Audience brain dynamics in response to suspenseful narratives
Media psychology is rich in theory explaining why narratives can invoke strong experiences of suspense in audiences, but there is a lack of explanation for how suspense develops in the brains of audiences over time. Suspense represents a unique blend of affective and cognitive processes (Pessoa, 2008). As the audience becomes aware of a looming threat to a beloved protagonist, the tension rises and keeps us predicting, “What’s going to happen next?” What are the dynamic brain processes that give rise to the experience of suspense in an audience over time? We are currently exploring the brain mechanisms that contribute to this rich, affective experience that keeps eyes locked on-screen to the very end.
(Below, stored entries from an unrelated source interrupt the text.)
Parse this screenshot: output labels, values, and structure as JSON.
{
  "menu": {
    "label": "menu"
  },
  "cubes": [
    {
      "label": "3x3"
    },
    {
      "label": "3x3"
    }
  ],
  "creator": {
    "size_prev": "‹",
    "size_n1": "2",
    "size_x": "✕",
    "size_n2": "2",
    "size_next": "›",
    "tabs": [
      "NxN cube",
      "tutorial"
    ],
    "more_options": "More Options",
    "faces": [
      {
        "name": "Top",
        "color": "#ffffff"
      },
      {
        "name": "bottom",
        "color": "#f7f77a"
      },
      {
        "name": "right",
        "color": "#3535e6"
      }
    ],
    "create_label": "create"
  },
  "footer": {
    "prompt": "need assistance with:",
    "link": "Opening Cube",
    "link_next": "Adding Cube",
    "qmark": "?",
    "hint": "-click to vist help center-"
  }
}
Inspiration and the power of positive affect in narratives
Think back to the last time you looked out across a vast landscape or heard a swelling melody from an orchestra. How did you feel? These are two commonly reported elicitors of inspiration, an experience that’s often discussed as a burst of transcendent feeling that makes us want to be better people and do good things. However, it’s a difficult thing to study. Although it’s fairly easy to get a strong aversive response from someone (try a picture of blood, that usually works), it’s very difficult to reliably inspire even a comparatively homogenous audience. We take on the challenge with our ongoing investigation of audience responses to inspirational stories to explain the biological underpinnings of this positive affective experience, which motivates personal growth and altruism.